Когда 14 марта был действительно издан по 87-й ст. закон о западном земстве, общее впечатление можно было выразить словами: «Так играть законом нельзя». Эта формальная, правовая сторона происшедшего затмила все остальное.
А. И. Гучков из протеста сложил с себя звание председателя Думы и уехал в долгое путешествие на Дальний Восток. Несколько думских фракций внесли запросы о «нарушении Основных Законов». Правые были крайне раздражены репрессиями против Дурново и Трепова. «Возмущению Петербурга нет границ», – отмечал (14.III) в своем дневнике граф А. А. Бобринский, добавляя по адресу Столыпина: «Имел такую исключительно удачную партию на руках и так глупо профершпилился!» Л. Тихомиров, только что приветствовавший Столыпина, когда ожидалась его отставка, теперь писал: «Столыпин решился взять рекорд глупости… Хорош заговор! Все программы монархических союзов требуют восстановления самодержавия… Какой же тут заговор? Множество лиц, при всех аудиенциях, единолично и в депутациях, просили государя изменить учреждение 1906 г. Какие тут окольные пути!
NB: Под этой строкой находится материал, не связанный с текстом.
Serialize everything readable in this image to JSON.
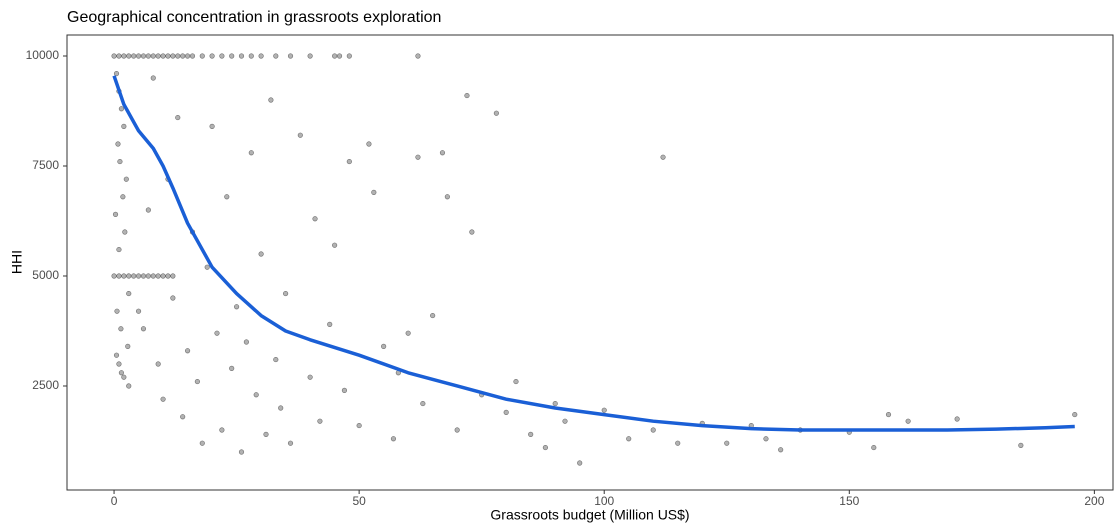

Не ожидал я, чтобы Столыпин в пылу борьбы мог унизиться до явно лживого доноса…»
В первом же заседании Госдумы, 15 марта, обсуждались запросы о 87-й ст. «К нам обращаются с искусительным предложением, – говорил октябрист С. И. Шидловский. – Раз мы стоим на почве законности, мы не должны отделять себя от Верхней Палаты… Смешно и трагично, что лица, руководящие русской политикой, настолько неосведомленны, что они считают возможным найти в Думе поддержку для грубых правонарушений».
«Как будут сконфужены заграничные газеты, – злорадно иронизировал П. Н. Милюков, – когда узнают, что наших членов Верхней Палаты за выраженное ими мнение не только подвергают дисциплинарной ответственности, как чиновников, но и отечески карают, как холопов… Благодарите нового Бориса Годунова!»
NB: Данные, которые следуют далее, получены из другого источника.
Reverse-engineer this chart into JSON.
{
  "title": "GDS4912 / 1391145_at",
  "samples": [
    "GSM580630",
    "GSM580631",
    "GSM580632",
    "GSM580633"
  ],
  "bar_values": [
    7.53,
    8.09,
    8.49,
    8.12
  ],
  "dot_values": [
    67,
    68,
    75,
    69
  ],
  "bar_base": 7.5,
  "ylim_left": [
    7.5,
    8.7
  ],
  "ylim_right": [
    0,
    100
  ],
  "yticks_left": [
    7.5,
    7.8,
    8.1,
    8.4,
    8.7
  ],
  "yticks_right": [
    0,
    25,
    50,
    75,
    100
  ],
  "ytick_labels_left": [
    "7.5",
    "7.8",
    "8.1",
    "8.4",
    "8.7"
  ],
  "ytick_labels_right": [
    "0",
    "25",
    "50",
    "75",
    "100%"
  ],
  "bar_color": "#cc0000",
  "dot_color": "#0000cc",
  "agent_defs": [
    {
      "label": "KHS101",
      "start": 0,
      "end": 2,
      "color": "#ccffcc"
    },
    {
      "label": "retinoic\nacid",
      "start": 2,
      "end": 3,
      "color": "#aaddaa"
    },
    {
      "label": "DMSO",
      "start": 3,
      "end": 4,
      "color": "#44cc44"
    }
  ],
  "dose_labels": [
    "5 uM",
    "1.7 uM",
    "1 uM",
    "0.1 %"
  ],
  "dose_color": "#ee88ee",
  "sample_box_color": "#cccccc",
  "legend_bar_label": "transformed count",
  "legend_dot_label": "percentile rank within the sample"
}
«Когда у Карамзина спросили об Аракчееве, – так закончил свою речь В. Н. Львов, – он ответил: священным именем Монарха играет временщик».
Н. Е. Марков от фракции правых заявил, что не поддерживает запроса: Думу можно распускать «и на час, и через час». Но граф А. А. Бобринский, от той же фракции, сказал, отвечая на свой же риторический вопрос, хорошо ли поступил Столыпин в отношении Дурново и Трепова: «Ох, Ваше Высокопревосходительство, нехорошо!»
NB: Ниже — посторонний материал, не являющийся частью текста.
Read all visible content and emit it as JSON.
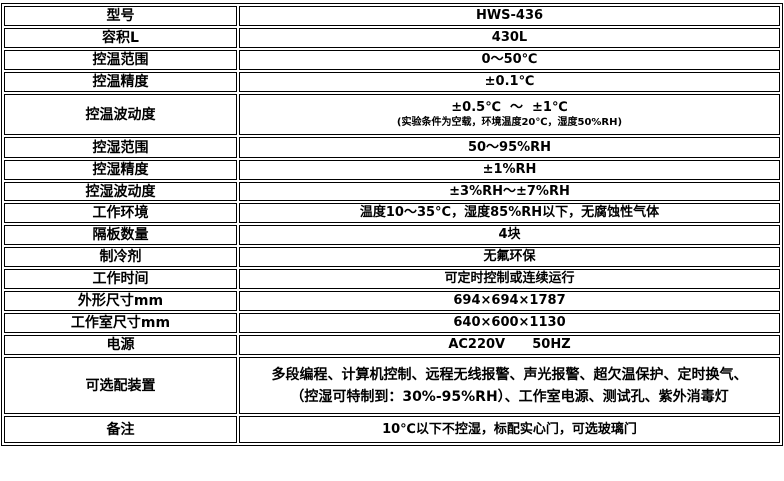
{
  "rows": [
    {
      "label": "型号",
      "value": "HWS-436"
    },
    {
      "label": "容积L",
      "value": "430L"
    },
    {
      "label": "控温范围",
      "value": "0～50℃"
    },
    {
      "label": "控温精度",
      "value": "±0.1℃"
    },
    {
      "label": "控温波动度",
      "value": "±0.5℃  ～  ±1℃",
      "note": "(实验条件为空载，环境温度20℃，湿度50%RH)"
    },
    {
      "label": "控湿范围",
      "value": "50～95%RH"
    },
    {
      "label": "控湿精度",
      "value": "±1%RH"
    },
    {
      "label": "控湿波动度",
      "value": "±3%RH～±7%RH"
    },
    {
      "label": "工作环境",
      "value": "温度10～35°C，湿度85%RH以下，无腐蚀性气体"
    },
    {
      "label": "隔板数量",
      "value": "4块"
    },
    {
      "label": "制冷剂",
      "value": "无氟环保"
    },
    {
      "label": "工作时间",
      "value": "可定时控制或连续运行"
    },
    {
      "label": "外形尺寸mm",
      "value": "694×694×1787"
    },
    {
      "label": "工作室尺寸mm",
      "value": "640×600×1130"
    },
    {
      "label": "电源",
      "value": "AC220V      50HZ"
    },
    {
      "label": "可选配装置",
      "value": "多段编程、计算机控制、远程无线报警、声光报警、超欠温保护、定时换气、（控湿可特制到：30%-95%RH）、工作室电源、测试孔、紫外消毒灯"
    },
    {
      "label": "备注",
      "value": "10℃以下不控湿，标配实心门，可选玻璃门"
    }
  ]
}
Только националисты высказались за Столыпина. Из видных думских ораторов лишь В. В. Шульгин (по этому случаю перешедший от правых к националистам) выступил в его защиту. Запросы были приняты громадным большинством.
Если «Новое время» в передовых статьях еще продолжало поддерживать премьера, то М. Меньшиков, чуткий к «настроениям сфер», уже спрашивал насчет П. Н. Дурново: «Если бы он не обнаружил бесхитростного мужества, чисто солдатского, и чисто солдатской верности Престолу – как вы полагаете, сделал ли бы П. А. Столыпин какую-нибудь карьеру?»
Вслед за Госдумой запрос правительству предъявил и Государственный совет. В тех же тонах премьера критиковали А. Ф. Кони, поляк И. А. Шебеко и граф Д. А. Олсуфьев, сказавший, что от членов Государственного совета, очевидно, требуется «не служба царю, а прислуживание правительству». Столыпин, явно не ожидавший такой бурной реакции, видел, как почва ускользает у него из-под ног. Государь и В. Н. Коковцов оказывались правы в своих сомнениях: общество не испугалось «реакционного заговора», но решительно восстало против «нажима на закон».
П. А. Столыпин 1 апреля отвечал на запрос в Государственном совете. Он доказывал, что «чрезвычайные обстоятельства», дающие право применить ст. 87-ю, в том и состояли, что Государственный совет отверг меру, которой страстно ждало население Западного края: «Правительство не может признать, что Государственный совет безошибочен и что в нем не может завязаться мертвый узел, который развязан может быть только сверху. Хорош ли такой порядок, я не знаю, но думаю, что он иногда политически необходим, как трахеотомия, когда больной задыхается и ему необходимо вставить в горло трубочку для дыхания».
Государственный совет, большинством 99 против 53, признал объяснения премьера неудовлетворительными.